Secretary of State Antony Blinken has indicated that’s not yet enough. Speaking last week to Bloomberg News, he called the U.N. vote and the Ukraine donation “positive developments,” although “they don’t compensate [for] the decision made by OPEC Plus on production.”

But the more time that elapses, the more chances Saudi Arabia will have to make things right and temper any U.S. response. One key indicator is likely to come next month, when the European Union has scheduled a ban on seaborne imports of Russian crude oil — followed by a prohibition against all Russian petroleum products two months later — and U.S.-promoted plans to impose a price cap on Russian oil.

Any market shortages those measures may create could be made up by increased production by Saudi Arabia, officials believe. Saudi Energy Minister Abdulaziz bin Salma said last week in remarks to an investor conference in Riyadh that this was his country’s plan all along.

The Saudis have repeatedly insisted that their only interest is in global market stability. Reduced production now, the minister said, would create spare capacity to make up for upcoming sanctions on Russia without creating major global shortfalls.

“You need to make sure you build a situation where if things [get] worse you have the ability” to respond, he said. “We will be the supplier of those who want us to supply.”

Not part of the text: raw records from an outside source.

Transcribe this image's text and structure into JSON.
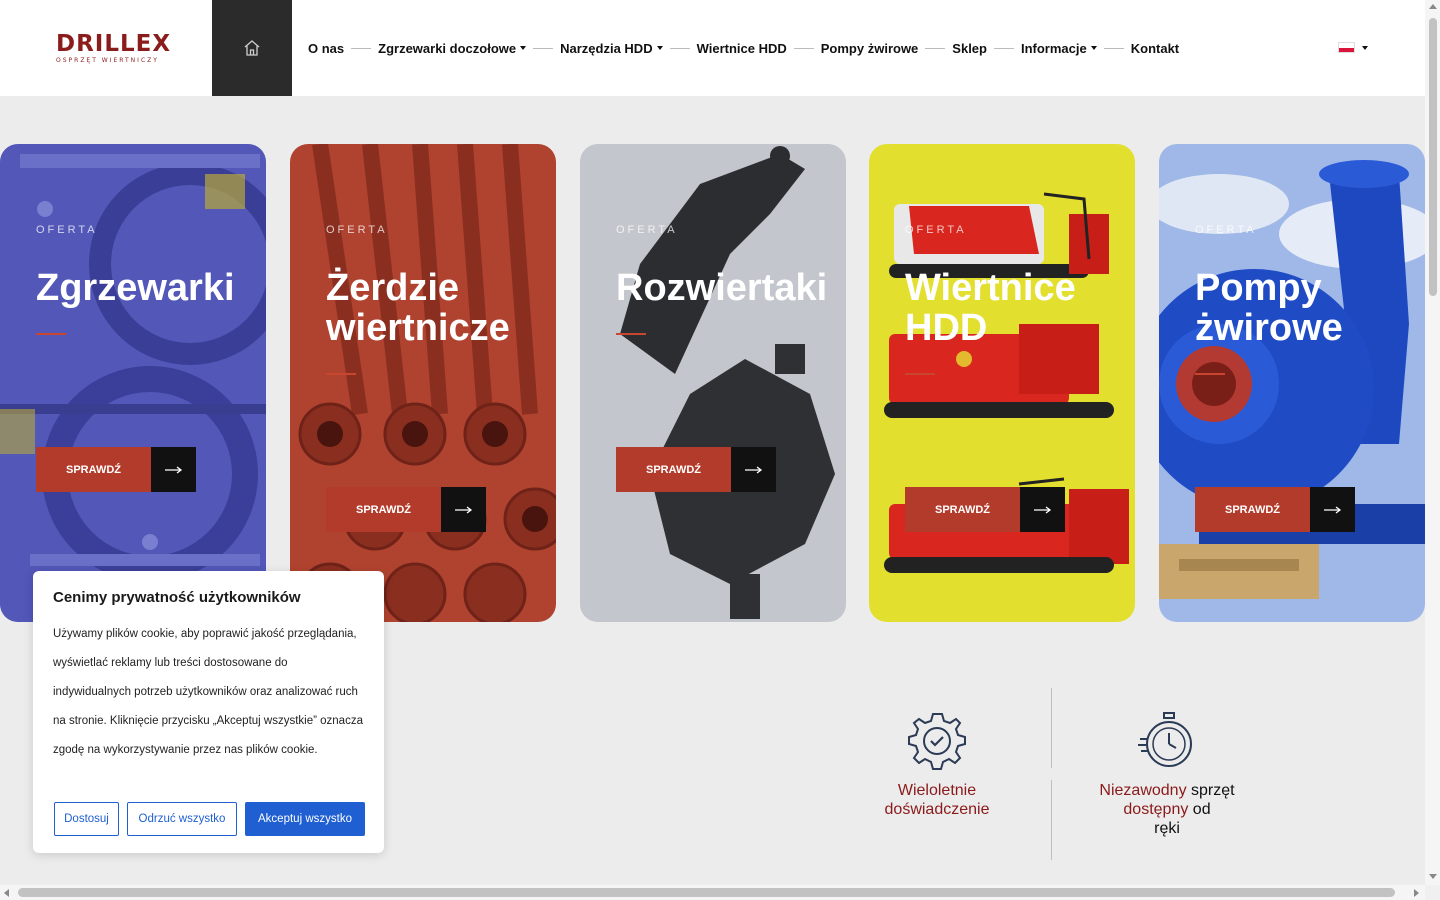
{
  "logo": {
    "main": "DRILLEX",
    "sub": "OSPRZĘT WIERTNICZY"
  },
  "nav": {
    "items": [
      {
        "label": "O nas",
        "dropdown": false
      },
      {
        "label": "Zgrzewarki doczołowe",
        "dropdown": true
      },
      {
        "label": "Narzędzia HDD",
        "dropdown": true
      },
      {
        "label": "Wiertnice HDD",
        "dropdown": false
      },
      {
        "label": "Pompy żwirowe",
        "dropdown": false
      },
      {
        "label": "Sklep",
        "dropdown": false
      },
      {
        "label": "Informacje",
        "dropdown": true
      },
      {
        "label": "Kontakt",
        "dropdown": false
      }
    ]
  },
  "cards": [
    {
      "label": "OFERTA",
      "title": "Zgrzewarki",
      "button": "SPRAWDŹ"
    },
    {
      "label": "OFERTA",
      "title": "Żerdzie wiertnicze",
      "button": "SPRAWDŹ"
    },
    {
      "label": "OFERTA",
      "title": "Rozwiertaki",
      "button": "SPRAWDŹ"
    },
    {
      "label": "OFERTA",
      "title": "Wiertnice HDD",
      "button": "SPRAWDŹ"
    },
    {
      "label": "OFERTA",
      "title": "Pompy żwirowe",
      "button": "SPRAWDŹ"
    }
  ],
  "features": [
    {
      "red1": "Wieloletnie",
      "red2": "doświadczenie"
    },
    {
      "red1": "Niezawodny",
      "dark1": " sprzęt",
      "red2": "dostępny",
      "dark2": " od",
      "dark3": "ręki"
    }
  ],
  "cookie": {
    "title": "Cenimy prywatność użytkowników",
    "text": "Używamy plików cookie, aby poprawić jakość przeglądania, wyświetlać reklamy lub treści dostosowane do indywidualnych potrzeb użytkowników oraz analizować ruch na stronie. Kliknięcie przycisku „Akceptuj wszystkie” oznacza zgodę na wykorzystywanie przez nas plików cookie.",
    "customize": "Dostosuj",
    "reject": "Odrzuć wszystko",
    "accept": "Akceptuj wszystko"
  },
  "colors": {
    "brand": "#8b1c1c",
    "button_red": "#b33b2b",
    "accept_blue": "#1f5fd1",
    "card_bg": [
      "#4a4fb0",
      "#b0432f",
      "#b9bcc4",
      "#e3df2e",
      "#2a57c9"
    ]
  }
}
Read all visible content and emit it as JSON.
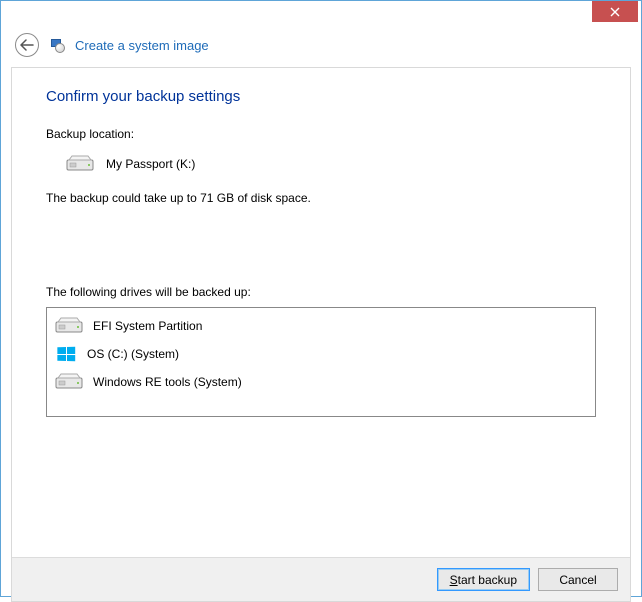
{
  "window": {
    "title": "Create a system image"
  },
  "page": {
    "heading": "Confirm your backup settings",
    "location_label": "Backup location:",
    "location_value": "My Passport (K:)",
    "size_note": "The backup could take up to 71 GB of disk space.",
    "drives_label": "The following drives will be backed up:",
    "drives": [
      {
        "icon": "drive",
        "label": "EFI System Partition"
      },
      {
        "icon": "windows",
        "label": "OS (C:) (System)"
      },
      {
        "icon": "drive",
        "label": "Windows RE tools (System)"
      }
    ]
  },
  "footer": {
    "start_mn": "S",
    "start_rest": "tart backup",
    "cancel": "Cancel"
  }
}
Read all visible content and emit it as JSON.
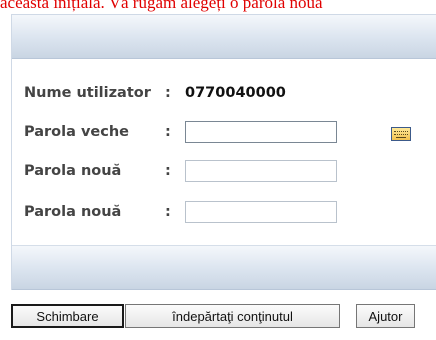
{
  "notice": "această inițială. Vă rugăm alegeți o parolă nouă",
  "form": {
    "username_label": "Nume utilizator",
    "username_colon": ":",
    "username_value": "0770040000",
    "old_password_label": "Parola veche",
    "old_password_colon": ":",
    "old_password_value": "",
    "new_password_label": "Parola nouă",
    "new_password_colon": ":",
    "new_password_value": "",
    "confirm_password_label": "Parola nouă",
    "confirm_password_colon": ":",
    "confirm_password_value": ""
  },
  "icons": {
    "virtual_keyboard": "keyboard-icon"
  },
  "buttons": {
    "change": "Schimbare",
    "clear": "îndepărtaţi conţinutul",
    "help": "Ajutor"
  },
  "colors": {
    "notice": "#e00000",
    "bar": "#d4dee9"
  }
}
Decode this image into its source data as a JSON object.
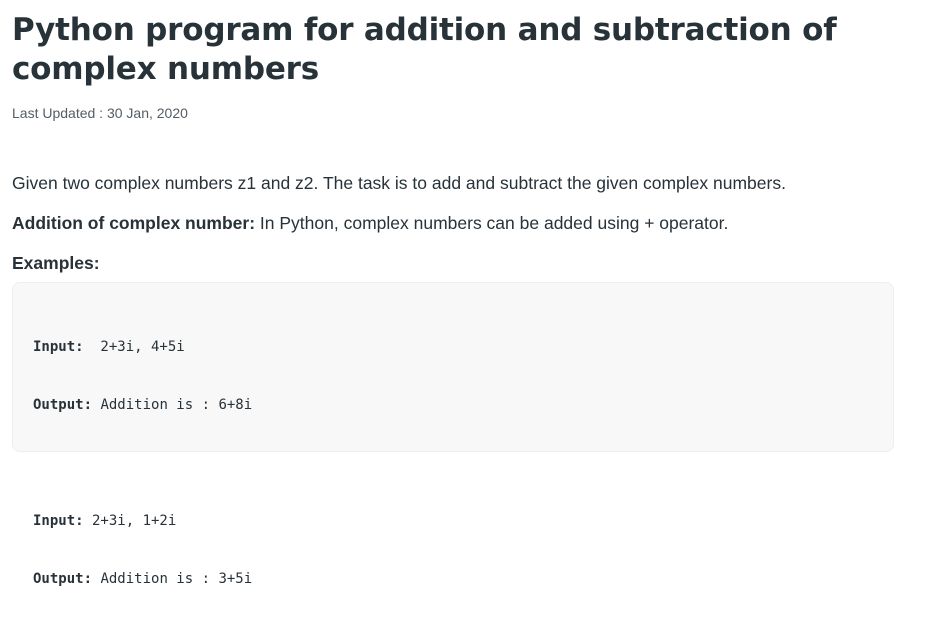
{
  "article": {
    "title": "Python program for addition and subtraction of complex numbers",
    "last_updated": "Last Updated : 30 Jan, 2020",
    "intro": "Given two complex numbers z1 and z2. The task is to add and subtract the given complex numbers.",
    "addition_heading": "Addition of complex number:",
    "addition_text": " In Python, complex numbers can be added using + operator.",
    "examples_heading": "Examples:"
  },
  "examples": [
    {
      "input_label": "Input:",
      "input_value": "  2+3i, 4+5i",
      "output_label": "Output:",
      "output_value": " Addition is : 6+8i"
    },
    {
      "input_label": "Input:",
      "input_value": " 2+3i, 1+2i",
      "output_label": "Output:",
      "output_value": " Addition is : 3+5i"
    }
  ]
}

The Saudis, Abdulaziz said, had “decided to be the maturer guys,” as opposed to those who were “depleting their emergency stocks … as a mechanism to manipulate markets.” Biden has withdrawn about a third of the U.S. Strategic Petroleum Reserve this year, in an effort to keep gas prices within reach for Americans already struggling with high inflation and interest rates.

correction

A previous version of this article misspelled the name of the U.S. Central Command's spokesman. He is Col. Joe Buccino. The article has been corrected.